To improve efficiency and compete with Amazon.

Following its downgrade of long term earnings forecasts for JB H-Fi and Harvey Norman, Citigroup expects the electronics industry to consolidate further. The firm’s prediction is driven by:

  • Lower store growth: A slow-down in store roll out over the first five years post Amazon launch, which precedes a substantial reduction in store footprint over the following five years.
  • Lower sales density: Sales per square metre declines by 7% to 11% peak to trough as ASPs decline and Amazon takes share.
  • Operating deleverage: CODB per square metre is being reduced by 3% to 5% peak to trough, more than offsetting natural cost inflation.

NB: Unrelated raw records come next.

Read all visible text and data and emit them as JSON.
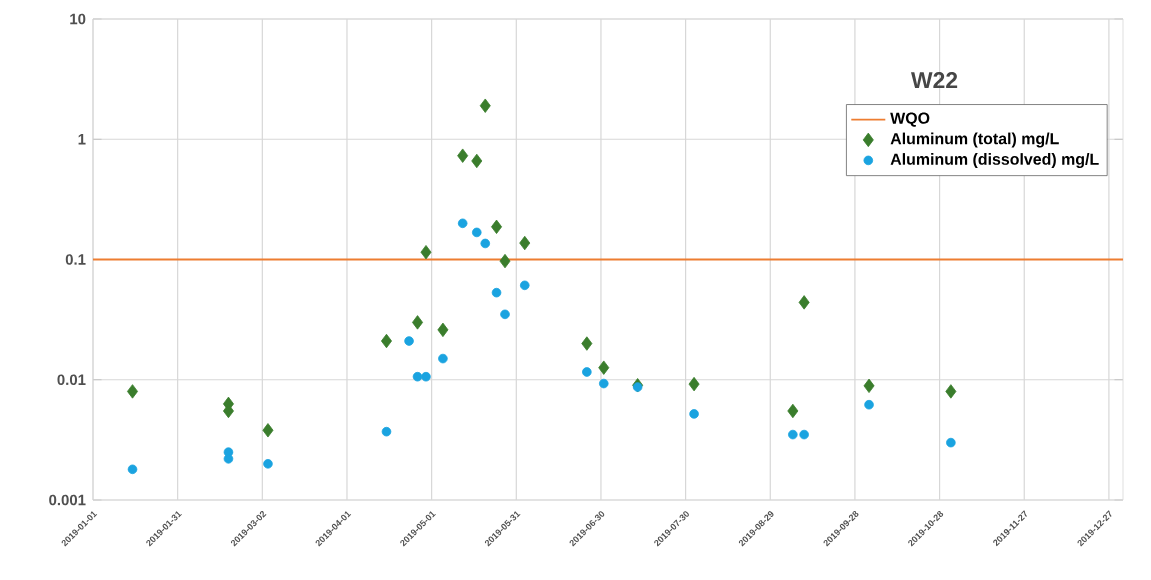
{
  "chart_data": {
    "type": "scatter",
    "title": "W22",
    "xlim": [
      "2019-01-01",
      "2020-01-01"
    ],
    "xticks": [
      "2019-01-01",
      "2019-01-31",
      "2019-03-02",
      "2019-04-01",
      "2019-05-01",
      "2019-05-31",
      "2019-06-30",
      "2019-07-30",
      "2019-08-29",
      "2019-09-28",
      "2019-10-28",
      "2019-11-27",
      "2019-12-27"
    ],
    "ylim": [
      0.001,
      10
    ],
    "yticks": [
      0.001,
      0.01,
      0.1,
      1,
      10
    ],
    "log": "y",
    "grid": true,
    "legend": "top right",
    "ref_lines": [
      {
        "axis": "y",
        "value": 0.1,
        "label": "WQO",
        "color": "#ed7d31"
      }
    ],
    "series": [
      {
        "name": "Aluminum (total) mg/L",
        "color": "#3a7d2c",
        "marker": "diamond",
        "x": [
          "2019-01-15",
          "2019-02-18",
          "2019-02-18",
          "2019-03-04",
          "2019-04-15",
          "2019-04-26",
          "2019-04-29",
          "2019-05-05",
          "2019-05-12",
          "2019-05-17",
          "2019-05-20",
          "2019-05-24",
          "2019-05-27",
          "2019-06-03",
          "2019-06-25",
          "2019-07-01",
          "2019-07-13",
          "2019-08-02",
          "2019-09-06",
          "2019-09-10",
          "2019-10-03",
          "2019-11-01"
        ],
        "values": [
          0.008,
          0.0063,
          0.0055,
          0.0038,
          0.021,
          0.03,
          0.115,
          0.026,
          0.73,
          0.66,
          1.9,
          0.187,
          0.097,
          0.137,
          0.02,
          0.0126,
          0.009,
          0.0092,
          0.0055,
          0.044,
          0.0089,
          0.008
        ]
      },
      {
        "name": "Aluminum (dissolved) mg/L",
        "color": "#1aa3e0",
        "marker": "circle",
        "x": [
          "2019-01-15",
          "2019-02-18",
          "2019-02-18",
          "2019-03-04",
          "2019-04-15",
          "2019-04-23",
          "2019-04-26",
          "2019-04-29",
          "2019-05-05",
          "2019-05-12",
          "2019-05-17",
          "2019-05-20",
          "2019-05-24",
          "2019-05-27",
          "2019-06-03",
          "2019-06-25",
          "2019-07-01",
          "2019-07-13",
          "2019-08-02",
          "2019-09-06",
          "2019-09-10",
          "2019-10-03",
          "2019-11-01"
        ],
        "values": [
          0.0018,
          0.0025,
          0.0022,
          0.002,
          0.0037,
          0.021,
          0.0106,
          0.0106,
          0.015,
          0.2,
          0.168,
          0.136,
          0.053,
          0.035,
          0.061,
          0.0116,
          0.0093,
          0.0087,
          0.0052,
          0.0035,
          0.0035,
          0.0062,
          0.003
        ]
      }
    ]
  }
}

“We expect the electronics industry to likely consolidate further, as retailers rationalise store footprints from the current over-stored position. We expect JB Hi-Fi to become more efficient, likely closing one of their two Melbourne head offices and upgrade their synergy targets to $50 million per annum,” Citigroup said in a statement provided to Appliance Retailer. 

“We estimate JB Hi-Fi could generate ~$20 million to $30 million from head count and rental costs from consolidating the two Melbourne head offices and eliminating role duplication.

“The Australian electronics industry is substantially over-stored versus the UK and US, with almost twice as many stores per million people. As a result, we do not consider store density to be a buffer in the Australian market,” the statement said.

JB Hi-Fi was contacted for comment but failed to reply prior to the publishing deadline for this article.